Desorientada o perdida, nunca lo sabré. Apostada e inmóvil en medio del camino de tierra, me obliga a detener el coche. En lengua bereber se le pregunta si necesita ayuda. Ninguna respuesta. La invitamos a montar en el todo terreno para llegar hasta la primera aldea de esta zona del alto Atlas. Su curvada espalda rivaliza en dureza con las del camino de tierra por el que transitamos. Su expresión, y sus marcadas arrugas, son todo un mapa de la vida que le ha tocado vivir. Vida que se hace extensible a la mayor parte de las mujeres que encontramos en el mundo rural de Marruecos.
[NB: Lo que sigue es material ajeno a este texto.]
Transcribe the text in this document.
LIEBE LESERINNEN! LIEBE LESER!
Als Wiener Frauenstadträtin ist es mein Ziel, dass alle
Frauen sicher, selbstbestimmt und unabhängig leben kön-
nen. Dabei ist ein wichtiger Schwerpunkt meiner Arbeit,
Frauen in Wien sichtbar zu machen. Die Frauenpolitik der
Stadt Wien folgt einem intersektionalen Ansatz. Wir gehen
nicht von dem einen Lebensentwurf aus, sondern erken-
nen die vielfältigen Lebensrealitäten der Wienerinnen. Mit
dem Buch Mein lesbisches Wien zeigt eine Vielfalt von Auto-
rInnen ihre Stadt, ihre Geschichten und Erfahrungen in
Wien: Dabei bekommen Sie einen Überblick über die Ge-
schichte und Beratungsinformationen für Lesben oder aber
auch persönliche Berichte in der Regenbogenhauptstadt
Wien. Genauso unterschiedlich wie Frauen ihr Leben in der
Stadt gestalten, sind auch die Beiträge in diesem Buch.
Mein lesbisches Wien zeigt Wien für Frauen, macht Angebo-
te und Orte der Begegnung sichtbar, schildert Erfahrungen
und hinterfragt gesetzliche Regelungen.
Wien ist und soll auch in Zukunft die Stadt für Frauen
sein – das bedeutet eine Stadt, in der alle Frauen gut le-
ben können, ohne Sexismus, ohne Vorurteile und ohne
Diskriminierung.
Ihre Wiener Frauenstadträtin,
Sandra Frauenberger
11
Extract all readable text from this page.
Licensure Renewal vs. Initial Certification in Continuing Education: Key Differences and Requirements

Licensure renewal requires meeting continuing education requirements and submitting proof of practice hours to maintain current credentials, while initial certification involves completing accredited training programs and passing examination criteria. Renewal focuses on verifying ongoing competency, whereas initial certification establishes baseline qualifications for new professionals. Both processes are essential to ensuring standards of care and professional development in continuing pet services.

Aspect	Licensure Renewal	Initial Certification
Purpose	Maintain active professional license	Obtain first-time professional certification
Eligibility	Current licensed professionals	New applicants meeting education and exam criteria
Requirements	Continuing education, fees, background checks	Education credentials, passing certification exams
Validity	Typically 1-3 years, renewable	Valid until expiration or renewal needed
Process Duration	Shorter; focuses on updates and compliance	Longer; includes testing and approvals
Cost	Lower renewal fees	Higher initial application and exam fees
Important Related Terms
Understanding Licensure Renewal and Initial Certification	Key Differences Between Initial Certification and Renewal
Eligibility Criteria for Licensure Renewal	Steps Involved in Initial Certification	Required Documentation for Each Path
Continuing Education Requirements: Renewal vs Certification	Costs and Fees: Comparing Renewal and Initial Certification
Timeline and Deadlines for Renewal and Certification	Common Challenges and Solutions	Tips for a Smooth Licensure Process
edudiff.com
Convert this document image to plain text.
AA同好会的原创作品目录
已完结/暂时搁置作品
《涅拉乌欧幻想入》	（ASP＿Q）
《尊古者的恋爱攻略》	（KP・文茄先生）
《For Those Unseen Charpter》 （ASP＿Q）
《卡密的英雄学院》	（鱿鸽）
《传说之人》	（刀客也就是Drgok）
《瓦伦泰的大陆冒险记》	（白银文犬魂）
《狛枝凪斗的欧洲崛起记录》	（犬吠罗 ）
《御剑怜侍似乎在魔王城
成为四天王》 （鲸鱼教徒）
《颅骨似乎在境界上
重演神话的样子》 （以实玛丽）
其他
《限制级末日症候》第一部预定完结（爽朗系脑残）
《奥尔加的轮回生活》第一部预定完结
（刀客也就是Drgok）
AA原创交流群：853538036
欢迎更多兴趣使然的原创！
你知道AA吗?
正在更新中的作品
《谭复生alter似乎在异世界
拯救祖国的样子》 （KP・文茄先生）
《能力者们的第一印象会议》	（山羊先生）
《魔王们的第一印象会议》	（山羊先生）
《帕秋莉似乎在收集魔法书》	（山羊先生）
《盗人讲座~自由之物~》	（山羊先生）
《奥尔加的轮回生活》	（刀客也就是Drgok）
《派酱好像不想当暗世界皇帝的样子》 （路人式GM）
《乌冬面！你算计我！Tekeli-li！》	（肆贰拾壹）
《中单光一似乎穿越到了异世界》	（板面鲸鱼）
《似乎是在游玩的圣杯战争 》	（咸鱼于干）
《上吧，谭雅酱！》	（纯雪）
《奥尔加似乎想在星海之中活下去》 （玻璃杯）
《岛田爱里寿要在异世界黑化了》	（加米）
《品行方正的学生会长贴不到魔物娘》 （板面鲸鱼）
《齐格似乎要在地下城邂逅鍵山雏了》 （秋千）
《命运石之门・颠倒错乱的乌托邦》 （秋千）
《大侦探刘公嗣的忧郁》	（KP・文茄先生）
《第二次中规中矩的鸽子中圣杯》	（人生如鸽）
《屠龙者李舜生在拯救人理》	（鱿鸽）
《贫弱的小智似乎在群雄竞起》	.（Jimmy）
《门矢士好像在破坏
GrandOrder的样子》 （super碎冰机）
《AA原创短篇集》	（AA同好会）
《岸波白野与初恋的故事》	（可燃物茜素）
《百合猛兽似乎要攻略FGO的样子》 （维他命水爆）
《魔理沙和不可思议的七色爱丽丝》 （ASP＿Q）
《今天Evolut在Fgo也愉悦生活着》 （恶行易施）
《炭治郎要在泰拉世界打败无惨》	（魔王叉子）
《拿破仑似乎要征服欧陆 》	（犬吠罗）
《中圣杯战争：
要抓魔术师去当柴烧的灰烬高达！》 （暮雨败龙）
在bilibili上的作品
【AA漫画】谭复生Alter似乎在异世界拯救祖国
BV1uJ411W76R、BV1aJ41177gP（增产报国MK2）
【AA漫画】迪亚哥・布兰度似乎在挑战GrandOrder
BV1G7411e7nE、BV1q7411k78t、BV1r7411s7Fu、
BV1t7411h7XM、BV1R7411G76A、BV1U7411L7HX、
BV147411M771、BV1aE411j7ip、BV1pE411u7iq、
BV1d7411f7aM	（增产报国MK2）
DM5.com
Tradicionalmente existe una división entre los diferentes grupos bereberes. Unos hablan el Tamazirt y otro el Tachelheit. Los primeros son sobre todo pastores, nómadas o seminómadas, y su riqueza se basa en los rebaños, de los que consiguen la lana con la que fabrican las tiendas y las mantas a rayas que utilizan las mujeres para vestirse y que las diferencian de otros grupos tribales. Con el paso del tiempo este grupo se está sedentarizando.
El segundo grupo se ha dedicado básicamente a la agricultura y vive entre las líneas de los campos de cultivo y las kasbas. La mujer de nuestro encuentro pertenece a estos pueblos sedentarios en los que antaño los hombres cumplían la función defensiva, eran guerreros y se encargaban de proteger a sus familias que permanecían ocultas tras los muros de las formidables construcciones de barro. Mientras, las mujeres se encargaban del resto de las tareas familiares.
En estos momentos asistimos a una disgregación de la sociedad bereber desde un punto de vista social y cultural. Al no existir guerras ni conflictos intertribales, las kasbas como edificaciones fortificadas, ya no tienen mucho sentido en un Marruecos unificado y en paz, por lo que se están abandonando. Llegado este momento, los hombres han dejado de tener esa función de protectores y guerreros de la que dependía la supervivencia del clan. Han dejado de ser los grandes patriarcas que mantenían unido al grupo. Por eso se les eximía de los trabajos cotidianos que las mujeres solían realizar.
Después de la época del Protectorado, gran parte de los hombres de esa sociedad sedentaria se vieron obligados a buscar trabajo en las grandes ciudades o en el extranjero, a montar algún negocio, a ayudar en las labores que las mujeres no podían hacer, como la recogida o la trilla de la cosecha en otoño, o a vender en los mercados los productos conseguidos en el campo. Ahora, en los ratos libres, la principal ocupación consiste en reunirse con el resto de hombres de la comunidad para tratar sobre lo humano y lo divino. Escenas que sorprenden como contraposición a la actividad de la mujer a la que raramente se la ve en esa actitud.
La pacificación no ha supuesto ningún cambio para la mujer que sigue un ritmo de vida acorde a los ciclos de la naturaleza. El mismo desde hace siglos. En otoño: trabajo de campo y siembra. En los duros inviernos, sobre todo cuando se vive en la cordillera del Atlas, y en ocasiones bloqueados durante días por la nieve: búsqueda de leña y agua, trabajo en los telares de lana y en los interiores de las casas.
En primavera: de nuevo trabajo en los campos, mantenimiento de las acequias, quitar malas hierbas, plantar patatas y verduras. En verano: recogida de la fruta, segar los campos de cereales y cortar la alfalfa para, a continuación, amontonarlas y transportarlas.
Puede que lo más llamativo para nosotros, que no dejamos de ser meros espectadores de un modo de vida totalmente diferente, sea la imagen de las mujeres transportando enormes cargas que en ocasiones las duplican en tamaño. Y, si en algún momento surge la ocasión, no hay más que hacer la prueba de llevarse a la espalda los fardos que a diario tienen que cargar durante kilómetros y pronunciadas pendientes. Una manera de sentir nuestras debilidades en comparación a la fortaleza de estas mujeres que, a pesar de todo, no pierden una elegancia y colorido que las ha identificado desde hace siglos.
Parece no haber barreras para el trabajo de la mujer, sobre todo en el continente africano. En cualquier país la situación se repite, de una u otra manera. La carga la pueden llevar en la espalda o sobre la cabeza como en gran parte del África subsahariana. Casi siempre solas, sin tiempo para disfrutar de lo que nosotros llamamos el tiempo libre, todo un lujo al alcance de muy pocas.